The consultants’ association also said the health service needed to invest significantly more in hospital equipment, given that a confidential HSE report earlier this year found 9,000 aged or at-risk items that needed to be replaced.

The submission maintained that, as University Hospital Limerick's Dexa bone-density scanner was not available, patients diagnosed with cancer in its rapid-access prostate clinic had to be referred to Midland Regional Hospital in Tullamore, where they were put on an ever-lengthening waiting list. "This is delaying their treatment significantly."

It also said that at Merlin Park University Hospital, in Galway, the regional Dexa service had not been available for about two years, "impacting adversely on the treatment of cancer patients and patients with rheumatology conditions".

The submission said that Cork University Hospital’s lack of a vascular laboratory had led to an unnecessary increase in the number of patients using outpatient clinics and radiology facilities.

In addition, the Irish Hospital Consultants Association said the failure to attract enough consultant psychiatrists had resulted in significant shortfalls in the Republic's mental-health services.

“Significant time and energy is spent on the recruitment of consultants and non-consultant hospital doctors.
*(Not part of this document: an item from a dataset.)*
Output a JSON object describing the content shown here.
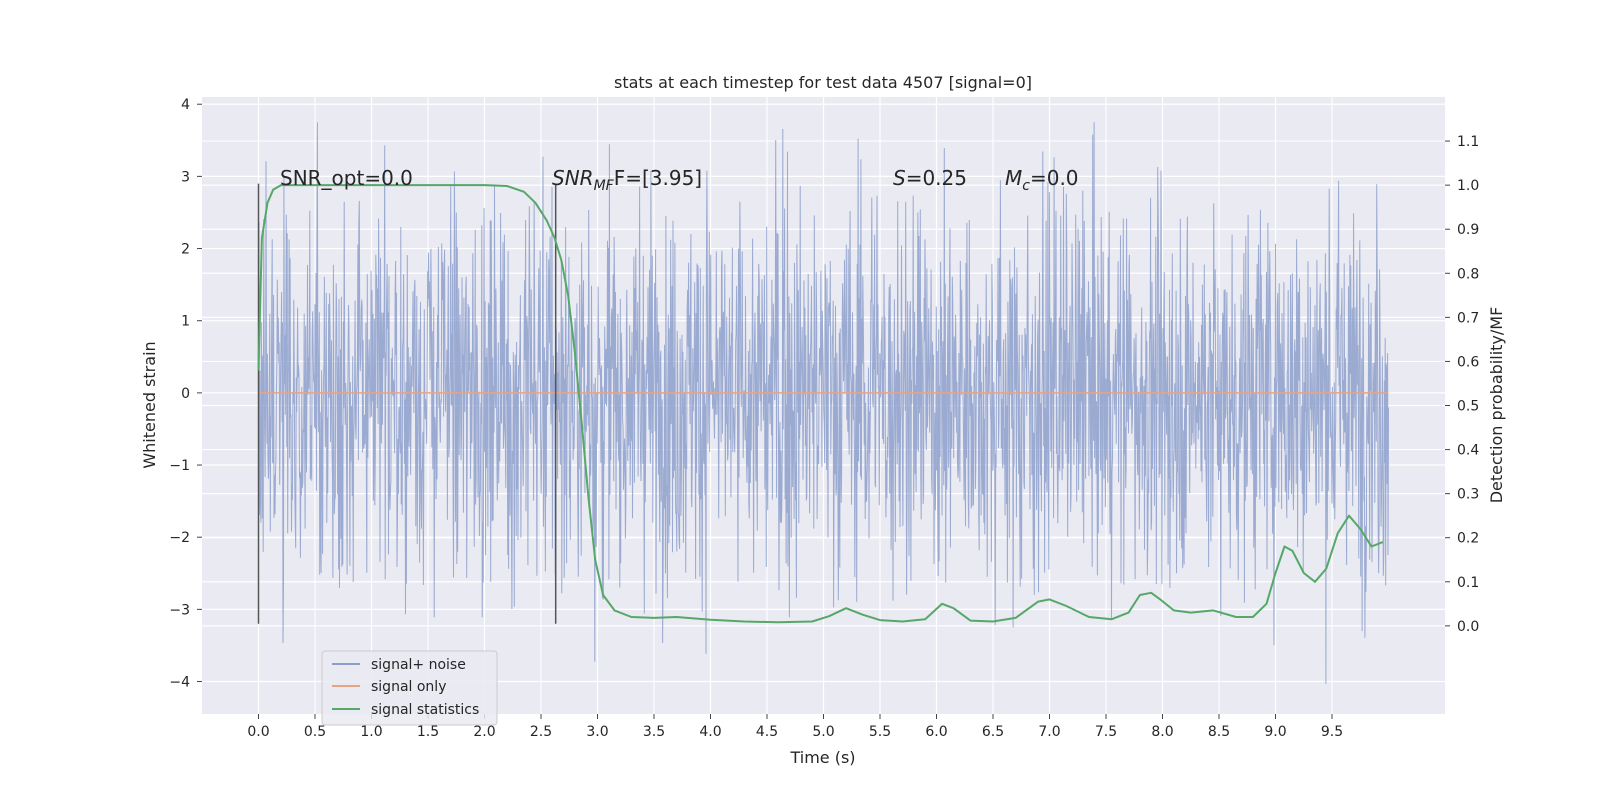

Reliance on agencies is unhelpful, as staff are increasingly transient, and considerable time is devoted to vetting and organising work visas only for a significant portion of these staff to move to other parts of the country.

“As a result of the vacancy levels, there is a lack of continuity and there is a risk of systems failure as agency doctors cannot be inducted properly or on a sufficiently regular basis.”